若い女性に人気のファッションビルが提案する、新しいショッピングスタイルは「社会性」だ。服が生産される過程や、作り手の素顔に触れ、おしゃれに新要素を加える。発案したのは、入社まもない男性社員だ。(オルタナS副編集長=池田 真隆)
ルミネ大宮は5月20日から6月1日にかけて、全館を使って、エシカルキャンペーンを行う。エシカルとは、直訳すると「倫理的・道徳的」という意味を持つ形容詞だ。生産者と正当な雇用契約を結ぶフェアトレードやオーガニック素材を用いたブランドのことを、エシカルファッションブランドと呼ぶ。
キャンペーン期間中は、ルミネ大宮 ルミネ2の各階にエシカルファッションブランドのポップアップショップが立ち並ぶ。エシカルに耳慣れない人のために、「エシカルとは」を分かりやすく説明するパネル展やワークショップも行われる。
さらに、土日限定で、春夏レディースの下取りキャンペーンもあり、1アイテムに付き500円のショッピングチケットと交換できる。下取りしたアイテムは、NPOを通じて、途上国や東北支援に役立てられる。
ルミネとして、エシカルをテーマに催事を展開するのは初である。このキャンペーンを発案したのは、大宮店 営業部・フロアマスターの布施哲也氏(26)だ。布施氏は入社4年目の若手社員で、学生時代は、国際協力や環境問題について学んでいた。エコに関心があり、入社してからも環境系イベントに参加し、情報収集をしていた。
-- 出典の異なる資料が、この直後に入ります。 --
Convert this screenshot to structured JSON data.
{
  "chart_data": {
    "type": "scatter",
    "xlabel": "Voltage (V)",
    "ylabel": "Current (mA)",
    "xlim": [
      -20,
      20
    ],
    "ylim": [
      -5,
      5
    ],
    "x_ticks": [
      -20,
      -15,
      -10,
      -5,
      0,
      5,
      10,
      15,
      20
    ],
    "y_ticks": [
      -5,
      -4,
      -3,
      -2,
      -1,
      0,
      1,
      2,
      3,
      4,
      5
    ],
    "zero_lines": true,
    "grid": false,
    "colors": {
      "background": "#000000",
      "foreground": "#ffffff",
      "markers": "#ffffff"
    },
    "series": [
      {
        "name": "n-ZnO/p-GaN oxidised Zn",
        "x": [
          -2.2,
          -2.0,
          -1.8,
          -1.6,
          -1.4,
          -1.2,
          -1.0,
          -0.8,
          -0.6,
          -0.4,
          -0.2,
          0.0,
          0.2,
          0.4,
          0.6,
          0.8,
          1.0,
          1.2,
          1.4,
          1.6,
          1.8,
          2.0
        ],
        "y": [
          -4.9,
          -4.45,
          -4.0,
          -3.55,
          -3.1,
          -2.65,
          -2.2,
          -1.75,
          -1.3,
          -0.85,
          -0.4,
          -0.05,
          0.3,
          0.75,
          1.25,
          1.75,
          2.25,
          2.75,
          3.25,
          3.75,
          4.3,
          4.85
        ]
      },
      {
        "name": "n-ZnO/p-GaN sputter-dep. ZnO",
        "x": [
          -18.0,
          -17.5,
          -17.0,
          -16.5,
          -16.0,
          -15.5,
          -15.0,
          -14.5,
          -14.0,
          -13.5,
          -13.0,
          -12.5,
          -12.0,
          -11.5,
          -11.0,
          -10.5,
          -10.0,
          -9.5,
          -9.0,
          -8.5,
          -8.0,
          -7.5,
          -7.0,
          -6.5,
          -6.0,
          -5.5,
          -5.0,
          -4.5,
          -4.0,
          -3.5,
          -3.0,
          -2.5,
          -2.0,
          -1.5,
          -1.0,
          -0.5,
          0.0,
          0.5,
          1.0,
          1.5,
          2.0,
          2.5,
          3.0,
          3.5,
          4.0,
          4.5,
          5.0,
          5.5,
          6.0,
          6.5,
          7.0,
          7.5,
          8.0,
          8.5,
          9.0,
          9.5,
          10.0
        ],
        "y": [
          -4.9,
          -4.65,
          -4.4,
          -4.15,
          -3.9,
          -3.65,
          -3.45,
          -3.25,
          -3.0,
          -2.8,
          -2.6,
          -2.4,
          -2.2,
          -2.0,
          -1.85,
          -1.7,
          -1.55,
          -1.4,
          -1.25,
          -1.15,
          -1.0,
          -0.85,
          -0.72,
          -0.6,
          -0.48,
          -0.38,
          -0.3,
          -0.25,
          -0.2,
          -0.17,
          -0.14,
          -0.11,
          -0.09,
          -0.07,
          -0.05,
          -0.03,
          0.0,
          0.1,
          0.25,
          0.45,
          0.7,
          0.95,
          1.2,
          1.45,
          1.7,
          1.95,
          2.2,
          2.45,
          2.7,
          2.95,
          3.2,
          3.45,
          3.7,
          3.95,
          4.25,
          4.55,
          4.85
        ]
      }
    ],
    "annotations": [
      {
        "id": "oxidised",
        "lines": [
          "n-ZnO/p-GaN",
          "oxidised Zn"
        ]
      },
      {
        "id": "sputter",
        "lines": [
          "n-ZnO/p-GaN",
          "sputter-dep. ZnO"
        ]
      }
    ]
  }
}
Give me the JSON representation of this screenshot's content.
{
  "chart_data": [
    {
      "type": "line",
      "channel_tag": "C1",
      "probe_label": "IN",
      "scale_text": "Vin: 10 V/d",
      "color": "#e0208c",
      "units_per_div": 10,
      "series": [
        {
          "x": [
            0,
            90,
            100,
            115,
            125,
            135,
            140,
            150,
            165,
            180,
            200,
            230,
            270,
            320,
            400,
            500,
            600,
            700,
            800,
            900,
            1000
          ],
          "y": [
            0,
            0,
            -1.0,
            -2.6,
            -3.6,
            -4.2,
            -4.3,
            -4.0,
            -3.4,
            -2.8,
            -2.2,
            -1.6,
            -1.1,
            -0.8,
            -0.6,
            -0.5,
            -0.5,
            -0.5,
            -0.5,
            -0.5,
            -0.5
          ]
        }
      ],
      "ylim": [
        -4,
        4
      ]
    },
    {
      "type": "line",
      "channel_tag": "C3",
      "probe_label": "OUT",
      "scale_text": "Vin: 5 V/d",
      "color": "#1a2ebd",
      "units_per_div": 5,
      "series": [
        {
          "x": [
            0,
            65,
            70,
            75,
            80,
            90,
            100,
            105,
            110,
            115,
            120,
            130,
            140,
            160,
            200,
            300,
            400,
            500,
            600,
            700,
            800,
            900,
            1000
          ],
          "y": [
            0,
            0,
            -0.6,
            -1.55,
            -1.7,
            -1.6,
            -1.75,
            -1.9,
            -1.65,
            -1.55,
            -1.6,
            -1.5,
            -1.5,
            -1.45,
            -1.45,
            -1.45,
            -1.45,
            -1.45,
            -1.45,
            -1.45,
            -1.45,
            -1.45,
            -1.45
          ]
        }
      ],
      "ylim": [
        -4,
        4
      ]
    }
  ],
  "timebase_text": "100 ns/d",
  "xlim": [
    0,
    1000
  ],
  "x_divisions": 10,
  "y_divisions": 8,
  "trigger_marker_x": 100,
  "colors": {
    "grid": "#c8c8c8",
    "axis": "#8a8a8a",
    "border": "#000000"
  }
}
2013年10月、入社3年目の社員が研修の一環として、社長をはじめ経営層に改善点や新規事業を提案する機会に、布施氏は「エシカルプラン」を発表した。「大学で学んだことを、事業に生かしたかった」と言う。発表を聞いていた、大宮店の飯塚和則営業部長は、「時代の流れで、社会性に関心を持つ若者が増えていることは知っていた。会場にいた多くの人から賛同の声があがった」と話す。
しかし、布施氏は、入社以来営業部におり、キャンペーンのプロデュース経験は初だった。そこで、声をかけたのが、アッシュ・ペー・フランスだ。同社は、ファッションとデザインの合同展示会「ルームス」を主催している。ルームスで、エシカルエリアを取り仕切る坂口真生氏が協力し、クリエイティブから空間デザインまで手がけた。
坂口氏は、今回のキャンペーンのコンセプトを、「気付き」だと言う。「エシカルという言葉を知らない人でも、ショッピングを楽しむことで、商品の裏側のストーリーが分かることを狙った」。
ルミネ大宮には、平日8万人、休日13万人が訪れる。そのうちの大半が20~30代の女性だ。同店での反応しだいで、今後、エシカルが全社的に広がっていくことも考えられる。評価の指針は、特に設けていなく、「お客さまや接客しているスタッフの表情で判断する」(飯塚営業部長)とのことだ。